The rest will come from a consortium of international banks, which is still being finalised.

Delivery of the planes will be in 2017-25.

Lion Air plans an initial public offering next year to raise more than $1 billion through the sale of a 20-30 percent stake, to help finance its rapid expansion. It aims to fly to China, India, South Korea, Japan and Australia.

Much of the growth in Asia's air travel industry has been driven by budget carriers, but Lion Air plans to use the blueprint of regional leader AirAsia (AIRA.KL: Quote, Profile, Research, Stock Buzz) and set up a premium airline, too. PT Space Jet is expected to launch in a year's time.

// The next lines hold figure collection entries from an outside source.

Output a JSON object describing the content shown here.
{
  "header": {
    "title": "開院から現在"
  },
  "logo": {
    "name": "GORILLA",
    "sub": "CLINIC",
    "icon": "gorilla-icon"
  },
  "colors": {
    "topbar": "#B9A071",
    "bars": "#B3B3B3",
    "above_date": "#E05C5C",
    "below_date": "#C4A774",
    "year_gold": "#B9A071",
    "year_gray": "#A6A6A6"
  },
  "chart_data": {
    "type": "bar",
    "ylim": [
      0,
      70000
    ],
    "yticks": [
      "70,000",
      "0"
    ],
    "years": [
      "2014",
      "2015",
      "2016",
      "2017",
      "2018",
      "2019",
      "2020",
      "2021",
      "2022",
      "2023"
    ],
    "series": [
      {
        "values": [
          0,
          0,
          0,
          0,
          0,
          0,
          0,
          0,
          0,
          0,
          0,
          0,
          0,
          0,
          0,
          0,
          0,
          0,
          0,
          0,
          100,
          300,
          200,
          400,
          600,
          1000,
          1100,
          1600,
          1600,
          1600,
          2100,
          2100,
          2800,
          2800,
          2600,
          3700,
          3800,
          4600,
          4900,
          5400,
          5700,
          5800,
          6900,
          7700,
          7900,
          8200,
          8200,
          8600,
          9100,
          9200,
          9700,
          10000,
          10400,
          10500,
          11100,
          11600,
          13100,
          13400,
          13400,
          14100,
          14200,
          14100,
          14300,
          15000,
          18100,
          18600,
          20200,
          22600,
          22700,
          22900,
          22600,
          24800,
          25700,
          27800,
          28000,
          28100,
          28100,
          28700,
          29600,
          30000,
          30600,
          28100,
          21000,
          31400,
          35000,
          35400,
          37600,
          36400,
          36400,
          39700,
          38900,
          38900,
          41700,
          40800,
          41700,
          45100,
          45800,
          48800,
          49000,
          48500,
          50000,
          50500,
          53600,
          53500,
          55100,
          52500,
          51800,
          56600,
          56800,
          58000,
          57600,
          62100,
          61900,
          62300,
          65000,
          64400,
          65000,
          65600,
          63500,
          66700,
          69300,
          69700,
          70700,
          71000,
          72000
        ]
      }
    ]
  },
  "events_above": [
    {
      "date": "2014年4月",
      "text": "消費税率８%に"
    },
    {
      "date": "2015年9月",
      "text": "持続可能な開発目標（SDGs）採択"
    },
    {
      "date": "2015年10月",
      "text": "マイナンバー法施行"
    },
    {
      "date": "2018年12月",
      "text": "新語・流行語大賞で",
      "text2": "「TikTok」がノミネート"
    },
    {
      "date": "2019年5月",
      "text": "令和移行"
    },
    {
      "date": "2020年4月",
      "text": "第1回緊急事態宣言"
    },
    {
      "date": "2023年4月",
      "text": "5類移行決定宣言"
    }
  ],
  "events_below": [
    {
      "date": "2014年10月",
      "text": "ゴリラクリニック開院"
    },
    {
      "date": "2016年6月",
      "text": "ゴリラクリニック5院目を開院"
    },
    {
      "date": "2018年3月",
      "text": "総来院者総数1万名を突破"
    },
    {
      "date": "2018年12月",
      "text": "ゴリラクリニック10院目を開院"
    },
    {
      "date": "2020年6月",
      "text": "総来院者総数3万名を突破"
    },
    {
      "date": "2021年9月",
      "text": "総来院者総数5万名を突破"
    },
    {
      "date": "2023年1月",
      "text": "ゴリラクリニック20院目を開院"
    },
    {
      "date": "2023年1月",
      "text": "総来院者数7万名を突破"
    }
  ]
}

Lion Air operates 92 planes and has a load factor of above 80 percent. The latest order comes on top of a $14 billion deal signed in 2008 with Boeing for 178 737-900s, which will be delivered in stages until 2016.

Apart from flights around the sprawling Indonesian archipelago, Lion Air flies to Jeddah and Singapore, but is banned from flying to the European Union because of safety concerns. The EU last year allowed flag carrier PT Garuda Indonesia (GIAA.JK: Quote, Profile, Research, Stock Buzz) to resume flights after a similar ban.

No Lion Air plane has crashed in a domestic industry that regularly sees deadly aviation disasters, but its planes have skidded off runaways and it has been criticised for regular flight delays.

As the air industry takes off, analysts say Indonesia must revamp overloaded and dilapidated infrastructure, including airports and power supply, to sustain current growth levels.